Well, sure enough, the U.S. lifted some sanctions on Turkey on Friday, in what amounts to a (probably begrudging) acknowledgement of the bad optics behind sticking with a contentious attitude towards Ankara at a time when the rest of the world is wondering why Trump is so reluctant to sanction the Saudis.
Specifically, Mnuchin removed Turkey’s Minister of Justice Abdulhamit Gul and Minister of Interior Suleyman Soylu, from Treasury’s sanctions list early this morning.
The decision comes a day after Erdogan and Trump spoke over the phone. That call, according to Sarah Huckabee Sanders, revolved around “a desire to work together, particularly on coordination in Syria”, but you have to know everything noted above not only came up, but likely dominated the discussion.
Predictably, the lira rallied on the news and is now sitting at a three-month high against the dollar. It has now erased the entirety of the mid-August panic selling.
Erdogan is obviously still insane, and there is no scenario under which he will give up on his unorthodox theory of economics wherein higher rates cause inflation. So, as noted on Wednesday, you probably should not trust this rally.

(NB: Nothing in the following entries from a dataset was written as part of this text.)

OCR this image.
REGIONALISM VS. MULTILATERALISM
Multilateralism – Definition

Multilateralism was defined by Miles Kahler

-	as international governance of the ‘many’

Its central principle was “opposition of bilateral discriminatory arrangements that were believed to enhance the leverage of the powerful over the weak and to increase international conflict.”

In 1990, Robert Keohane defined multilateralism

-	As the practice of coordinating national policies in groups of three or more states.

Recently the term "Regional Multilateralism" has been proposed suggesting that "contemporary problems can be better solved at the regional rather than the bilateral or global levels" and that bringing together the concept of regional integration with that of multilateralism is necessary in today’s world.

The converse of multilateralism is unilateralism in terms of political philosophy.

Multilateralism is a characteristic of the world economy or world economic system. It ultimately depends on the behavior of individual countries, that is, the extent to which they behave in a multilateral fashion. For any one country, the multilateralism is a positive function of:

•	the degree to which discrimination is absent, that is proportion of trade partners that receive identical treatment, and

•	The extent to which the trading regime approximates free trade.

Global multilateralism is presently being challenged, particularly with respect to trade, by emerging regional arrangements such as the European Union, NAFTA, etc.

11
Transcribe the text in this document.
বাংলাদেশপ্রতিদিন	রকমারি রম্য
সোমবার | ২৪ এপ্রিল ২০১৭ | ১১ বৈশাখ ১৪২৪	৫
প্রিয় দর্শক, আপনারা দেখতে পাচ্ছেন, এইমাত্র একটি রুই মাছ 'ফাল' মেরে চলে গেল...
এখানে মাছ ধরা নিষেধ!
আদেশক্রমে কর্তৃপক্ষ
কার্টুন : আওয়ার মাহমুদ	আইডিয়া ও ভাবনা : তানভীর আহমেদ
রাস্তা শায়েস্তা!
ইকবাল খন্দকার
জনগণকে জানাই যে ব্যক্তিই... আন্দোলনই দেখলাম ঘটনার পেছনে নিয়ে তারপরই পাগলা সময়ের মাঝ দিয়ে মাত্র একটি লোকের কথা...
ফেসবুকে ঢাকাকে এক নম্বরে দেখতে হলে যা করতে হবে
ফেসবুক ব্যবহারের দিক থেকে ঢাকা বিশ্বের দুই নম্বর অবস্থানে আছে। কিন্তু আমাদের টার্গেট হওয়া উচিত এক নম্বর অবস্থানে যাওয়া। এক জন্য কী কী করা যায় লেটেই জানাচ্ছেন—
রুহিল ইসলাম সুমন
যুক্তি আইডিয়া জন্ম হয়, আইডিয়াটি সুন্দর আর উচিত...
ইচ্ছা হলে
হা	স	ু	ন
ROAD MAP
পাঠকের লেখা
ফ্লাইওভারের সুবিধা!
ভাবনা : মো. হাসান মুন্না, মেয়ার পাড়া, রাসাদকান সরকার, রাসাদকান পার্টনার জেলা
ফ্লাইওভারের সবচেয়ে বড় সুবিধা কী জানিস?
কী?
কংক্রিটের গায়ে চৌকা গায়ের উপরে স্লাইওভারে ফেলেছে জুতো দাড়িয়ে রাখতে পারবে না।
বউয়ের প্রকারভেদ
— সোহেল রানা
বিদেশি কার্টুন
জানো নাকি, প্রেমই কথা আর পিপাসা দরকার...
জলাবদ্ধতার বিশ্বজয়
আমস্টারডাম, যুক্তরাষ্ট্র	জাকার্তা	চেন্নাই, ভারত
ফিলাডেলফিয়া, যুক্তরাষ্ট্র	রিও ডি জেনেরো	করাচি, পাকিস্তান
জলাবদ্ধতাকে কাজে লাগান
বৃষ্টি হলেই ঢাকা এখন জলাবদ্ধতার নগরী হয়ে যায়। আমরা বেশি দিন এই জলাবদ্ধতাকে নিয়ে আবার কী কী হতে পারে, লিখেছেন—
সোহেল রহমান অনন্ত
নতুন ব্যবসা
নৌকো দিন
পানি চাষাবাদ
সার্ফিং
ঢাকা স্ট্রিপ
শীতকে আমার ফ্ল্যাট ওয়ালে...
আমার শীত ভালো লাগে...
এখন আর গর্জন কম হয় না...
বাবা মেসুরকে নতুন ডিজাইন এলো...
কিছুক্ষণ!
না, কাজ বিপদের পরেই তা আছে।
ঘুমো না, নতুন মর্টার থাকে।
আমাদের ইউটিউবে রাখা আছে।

But what this does underscore is the fact that Erdogan is an incorrigible, resilient bastard and it’s going to take a whole lot more than six months worth of lira weakness to keep him at bay.
As far as the situation in the Mideast is concerned, the monarchy in Riyadh better figure out a way to improve the optics around the Khashoggi debacle, because right now, Erdogan’s got the “hot hand in the dice game, baby girl” – “two months straight, talkin’ bout clakekty, clakekty, clack“.